7. Non-exhaustive event example
In ‘real life’ situations, it is often not possible to list all the possible outcomes as ‘objects’ may behave in unpredictable and unknowable ways. For example it is possible to identify all the ways people might respond in an emergency situation?
Look out! Horses on the loose. What are they going to do?

8. Mutually exclusive events
Mutually exclusive means that obtaining one result prevents another from happening i.e. we cannot have all the outcomes happening at the same time. The total sum of the probabilities of mutually exclusive events is equal to 1.

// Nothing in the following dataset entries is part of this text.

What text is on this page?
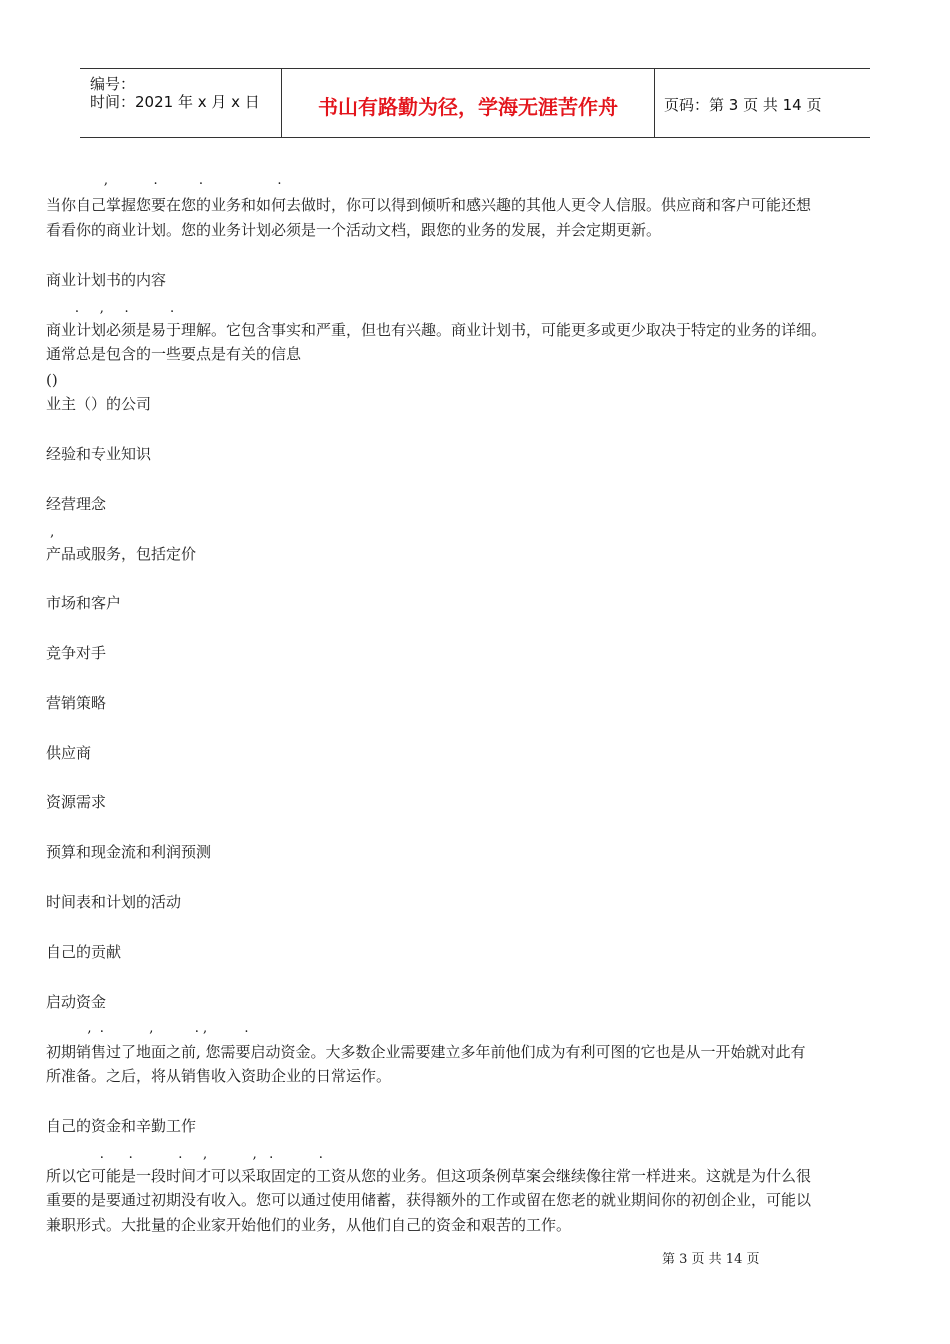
编号：
时间：2021 年 x 月 x 日	书山有路勤为径，学海无涯苦作舟	页码：第 3 页 共 14 页
,           .          .                  .
当你自己掌握您要在您的业务和如何去做时，你可以得到倾听和感兴趣的其他人更令人信服。供应商和客户可能还想
看看你的商业计划。您的业务计划必须是一个活动文档，跟您的业务的发展，并会定期更新。
商业计划书的内容
.     ,     .          .
商业计划必须是易于理解。它包含事实和严重，但也有兴趣。商业计划书，可能更多或更少取决于特定的业务的详细。
通常总是包含的一些要点是有关的信息
()
业主（）的公司
经验和专业知识
经营理念
,
产品或服务，包括定价
市场和客户
竞争对手
营销策略
供应商
资源需求
预算和现金流和利润预测
时间表和计划的活动
自己的贡献
启动资金
,  .           ,          . ,         .
初期销售过了地面之前, 您需要启动资金。大多数企业需要建立多年前他们成为有利可图的它也是从一开始就对此有
所准备。之后，将从销售收入资助企业的日常运作。
自己的资金和辛勤工作
.      .           .     ,           ,   .           .
所以它可能是一段时间才可以采取固定的工资从您的业务。但这项条例草案会继续像往常一样进来。这就是为什么很
重要的是要通过初期没有收入。您可以通过使用储蓄，获得额外的工作或留在您老的就业期间你的初创企业，可能以
兼职形式。大批量的企业家开始他们的业务，从他们自己的资金和艰苦的工作。
第 3 页 共 14 页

9. Example of mutually exclusive events
Tossing a coin is a mutually exclusive event since we cannot get both heads and tails at the same time. This is also true of throwing a dice.
When I toss this coin I will get either a head or a tail. I cannot get both at the same time!
P(Head) + P(Tail) = 1

10. Example of events which are not mutually exclusive
Here we can have more than one outcome happening at the same time, for example imagine we are listing our outcomes for ‘the weather’. We might list:
Sunny
Windy
Rainy
Snowy
Stormy and so on (we may not able to list all the possible outcomes!)
However, what we actually get is sun and rain at the same time so our outcomes were not mutually exclusive.